Tuinstra and colleagues founded GRYFN, a startup at Purdue, aimed at getting the sensing technology to the marketplace sooner. The knowledge can help plant breeders develop better cultivars.
“The technology is really about building a bridge between what is done in the lab and scaling it so that it can be performed in the field,” said Matt Bechdol, chief executive officer of GRYFN.
In 2015, Purdue researchers received an initial $6 million grant from the U.S. Department of Energy to develop remote sensing technologies. The agency has now funded a second phase of the project with $4.5 million. That money is being matched by several ag companies, including Corteva Agriscience, Beck’s Hybrids, AgAlumni Seed and Headwall Photonics.

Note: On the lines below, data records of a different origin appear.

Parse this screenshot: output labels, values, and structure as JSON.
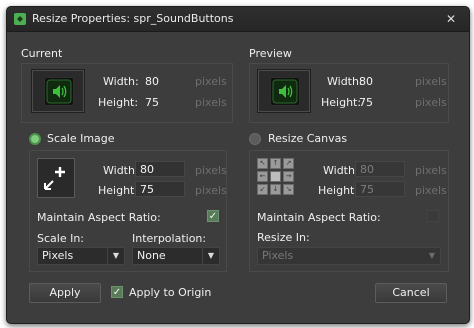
{
  "window": {
    "title": "Resize Properties: spr_SoundButtons",
    "close_glyph": "✕"
  },
  "current": {
    "section_title": "Current",
    "width_label": "Width:",
    "width_value": "80",
    "height_label": "Height:",
    "height_value": "75",
    "unit": "pixels"
  },
  "preview": {
    "section_title": "Preview",
    "width_label": "Width:",
    "width_value": "80",
    "height_label": "Height:",
    "height_value": "75",
    "unit": "pixels"
  },
  "scale_image": {
    "option_label": "Scale Image",
    "selected": true,
    "width_label": "Width:",
    "width_value": "80",
    "height_label": "Height:",
    "height_value": "75",
    "unit": "pixels",
    "maintain_aspect_label": "Maintain Aspect Ratio:",
    "maintain_aspect_checked": true,
    "scale_in_label": "Scale In:",
    "scale_in_value": "Pixels",
    "interpolation_label": "Interpolation:",
    "interpolation_value": "None"
  },
  "resize_canvas": {
    "option_label": "Resize Canvas",
    "selected": false,
    "width_label": "Width:",
    "width_value": "80",
    "height_label": "Height:",
    "height_value": "75",
    "unit": "pixels",
    "maintain_aspect_label": "Maintain Aspect Ratio:",
    "resize_in_label": "Resize In:",
    "resize_in_value": "Pixels"
  },
  "footer": {
    "apply_label": "Apply",
    "apply_to_origin_label": "Apply to Origin",
    "apply_to_origin_checked": true,
    "cancel_label": "Cancel"
  },
  "colors": {
    "accent_green": "#7ecb7e",
    "speaker_green": "#3fbf3f",
    "window_bg": "#3d3d3d"
  }
}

Those firms can benefit from improving the plant breeding process.
“When we send people into the field right now to do a trial evaluation, we’re sending plant breeders with PhDs. Those are expensive employees. To have them spend multiple days walking trials, it’s an inefficient use of arguably our most valuable people,” said Jay Hulbert, Ag Alumni Seed president and CEO. “If we can get good data from a drone that either allows us to skip an evaluation or allows us to evaluate only the top 10 percent of the trials, then that’s a huge advantage. It would be a tremendous savings in time and resources for us.”